'The Fantasist' - Theatre Témoin and Cie Traversière
Blue Elephant Theatre, London
This impressive devised piece provides plenty of food for thought. Louise is a painter whose ecstatic experience of creativity and heightened sensation tips into nightmare: imagined caresses become choking, voices nag and mock, drawers open and close with a rhythm of their own. Her visionary powers come at a terrible price. As Louise, Julia Yevnine is a compelling physical performer. Quoting the poet Arthur Rimbaud – ‘I invented the colours of the vowels’ – she draws letters in the air: for her, painting involves the whole body. An evocative soundtrack by Milkymee underscores the action, from squeaks and scrunches that trouble the insomniac Louise to nostalgic melodies for dancing.
Puppets, beautifully manipulated by Julia Correa and Cat Gerrard, vividly suggest a hallucinated reality. A hag with a burgundy boa swoops in with crushing criticism, all the more destructive because, ‘I know you better than anyone else’. A child-like figure made of brown paper, a ‘failed project’ abandoned by Louise, is given a voice that brilliantly suggests a mouth muffled by layers of paper. The conflict between Louise and these characters is sturdy and unsentimental.

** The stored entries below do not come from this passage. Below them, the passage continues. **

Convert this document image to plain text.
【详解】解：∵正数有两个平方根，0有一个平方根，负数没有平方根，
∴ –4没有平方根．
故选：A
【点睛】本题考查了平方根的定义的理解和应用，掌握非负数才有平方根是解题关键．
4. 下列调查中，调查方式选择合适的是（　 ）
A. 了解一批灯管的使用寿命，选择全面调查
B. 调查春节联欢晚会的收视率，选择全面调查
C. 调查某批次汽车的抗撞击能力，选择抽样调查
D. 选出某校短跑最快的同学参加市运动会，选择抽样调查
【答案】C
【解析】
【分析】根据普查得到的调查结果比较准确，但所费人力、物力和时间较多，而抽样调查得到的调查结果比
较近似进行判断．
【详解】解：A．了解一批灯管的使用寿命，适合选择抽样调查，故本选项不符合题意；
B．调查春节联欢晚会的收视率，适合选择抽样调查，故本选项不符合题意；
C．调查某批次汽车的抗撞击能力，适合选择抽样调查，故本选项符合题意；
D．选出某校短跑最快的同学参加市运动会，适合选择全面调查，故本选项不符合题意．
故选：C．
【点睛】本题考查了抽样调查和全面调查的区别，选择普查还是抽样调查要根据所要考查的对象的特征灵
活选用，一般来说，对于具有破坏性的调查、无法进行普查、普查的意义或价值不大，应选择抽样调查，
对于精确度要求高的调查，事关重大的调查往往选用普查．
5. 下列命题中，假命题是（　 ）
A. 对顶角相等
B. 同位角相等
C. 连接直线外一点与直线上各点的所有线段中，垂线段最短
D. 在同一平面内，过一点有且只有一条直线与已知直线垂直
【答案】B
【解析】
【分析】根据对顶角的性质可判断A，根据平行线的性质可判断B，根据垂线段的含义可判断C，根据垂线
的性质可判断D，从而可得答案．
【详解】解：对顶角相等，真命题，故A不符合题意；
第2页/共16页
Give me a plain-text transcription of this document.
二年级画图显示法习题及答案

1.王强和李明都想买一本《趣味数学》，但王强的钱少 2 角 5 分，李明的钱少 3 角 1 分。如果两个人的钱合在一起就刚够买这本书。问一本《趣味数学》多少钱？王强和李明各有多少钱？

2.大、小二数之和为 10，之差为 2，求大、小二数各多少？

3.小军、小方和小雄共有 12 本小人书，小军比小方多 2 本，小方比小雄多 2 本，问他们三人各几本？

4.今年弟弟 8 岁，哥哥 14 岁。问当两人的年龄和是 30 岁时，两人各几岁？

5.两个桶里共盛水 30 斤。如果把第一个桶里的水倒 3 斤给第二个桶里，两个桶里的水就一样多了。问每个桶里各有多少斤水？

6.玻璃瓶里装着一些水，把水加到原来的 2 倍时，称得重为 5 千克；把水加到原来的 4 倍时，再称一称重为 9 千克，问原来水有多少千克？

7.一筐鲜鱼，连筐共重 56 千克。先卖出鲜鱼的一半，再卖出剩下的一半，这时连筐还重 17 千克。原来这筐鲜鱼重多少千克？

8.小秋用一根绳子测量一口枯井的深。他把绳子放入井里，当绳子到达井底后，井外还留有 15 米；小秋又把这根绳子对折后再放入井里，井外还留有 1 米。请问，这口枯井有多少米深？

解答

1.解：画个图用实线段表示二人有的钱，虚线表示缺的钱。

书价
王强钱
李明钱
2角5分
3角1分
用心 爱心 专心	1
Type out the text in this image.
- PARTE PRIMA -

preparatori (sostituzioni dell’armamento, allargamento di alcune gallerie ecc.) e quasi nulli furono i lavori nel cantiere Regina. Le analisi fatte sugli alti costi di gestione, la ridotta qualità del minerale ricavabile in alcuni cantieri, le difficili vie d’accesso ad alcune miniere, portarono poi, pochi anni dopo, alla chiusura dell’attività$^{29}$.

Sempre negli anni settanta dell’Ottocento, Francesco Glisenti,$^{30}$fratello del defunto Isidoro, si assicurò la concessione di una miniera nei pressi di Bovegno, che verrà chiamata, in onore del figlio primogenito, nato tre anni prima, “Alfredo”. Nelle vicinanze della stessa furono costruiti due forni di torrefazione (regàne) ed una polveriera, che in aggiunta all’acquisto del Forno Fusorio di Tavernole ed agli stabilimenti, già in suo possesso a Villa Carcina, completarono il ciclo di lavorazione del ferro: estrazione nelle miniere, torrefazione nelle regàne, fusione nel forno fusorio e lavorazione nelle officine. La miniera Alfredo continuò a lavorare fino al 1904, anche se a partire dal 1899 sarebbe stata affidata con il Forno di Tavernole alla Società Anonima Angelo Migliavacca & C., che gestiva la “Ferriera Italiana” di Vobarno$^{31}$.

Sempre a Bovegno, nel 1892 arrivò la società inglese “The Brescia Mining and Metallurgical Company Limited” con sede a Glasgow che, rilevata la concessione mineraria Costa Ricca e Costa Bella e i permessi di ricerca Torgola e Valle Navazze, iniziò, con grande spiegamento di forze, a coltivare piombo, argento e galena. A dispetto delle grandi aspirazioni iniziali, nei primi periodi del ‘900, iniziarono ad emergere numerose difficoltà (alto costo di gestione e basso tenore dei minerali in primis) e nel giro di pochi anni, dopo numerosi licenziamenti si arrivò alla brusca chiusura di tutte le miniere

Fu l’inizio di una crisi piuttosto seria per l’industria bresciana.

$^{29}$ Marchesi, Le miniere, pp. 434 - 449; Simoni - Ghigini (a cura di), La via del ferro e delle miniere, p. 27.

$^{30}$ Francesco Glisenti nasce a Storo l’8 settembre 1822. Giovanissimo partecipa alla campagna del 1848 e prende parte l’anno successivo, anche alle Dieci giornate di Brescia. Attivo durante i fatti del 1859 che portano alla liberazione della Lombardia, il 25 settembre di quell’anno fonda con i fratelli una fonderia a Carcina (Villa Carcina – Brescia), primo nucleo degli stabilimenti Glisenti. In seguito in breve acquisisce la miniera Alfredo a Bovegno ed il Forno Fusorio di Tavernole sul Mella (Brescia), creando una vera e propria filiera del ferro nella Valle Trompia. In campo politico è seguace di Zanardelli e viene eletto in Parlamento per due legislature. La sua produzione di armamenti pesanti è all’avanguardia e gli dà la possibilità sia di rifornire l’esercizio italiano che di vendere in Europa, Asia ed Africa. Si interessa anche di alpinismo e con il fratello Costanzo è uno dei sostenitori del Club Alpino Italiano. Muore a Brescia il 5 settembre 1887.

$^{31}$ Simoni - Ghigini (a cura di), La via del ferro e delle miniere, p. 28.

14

When the furniture comes to life, or a demon lover with absinthe-green face looms above the slanting wardrobe, ‘conducting’ Louise’s movements, we understand the world through her eyes. At other moments, the visibility of the black-clad puppeteers has a distancing effect that is perhaps not wholly intended.
Two human characters - a mental health nurse and a friend – are admirably calm, supporting Louise without being sucked into delusion, but therefore appear rather bland. Despite a coda which reasserts the power of fantasy, their common sense view of reality prevails.
The piece as it stands is full of verve but somewhat over-extended. A clearer decision (in the set design and dialogue) about the setting, and opportunities for Louise to display more self-awareness and agency might give the story wider resonance. It is the nurse who points out that she is getting ‘too fast’; it is a puppet who swaps her medication for a potent blue liquor. But Louise quotes Rimbaud, who called for the poet to undertake a deliberate, ‘systematic derangement of the senses’. How far can she define for herself the boundary between the visionary and the destructive?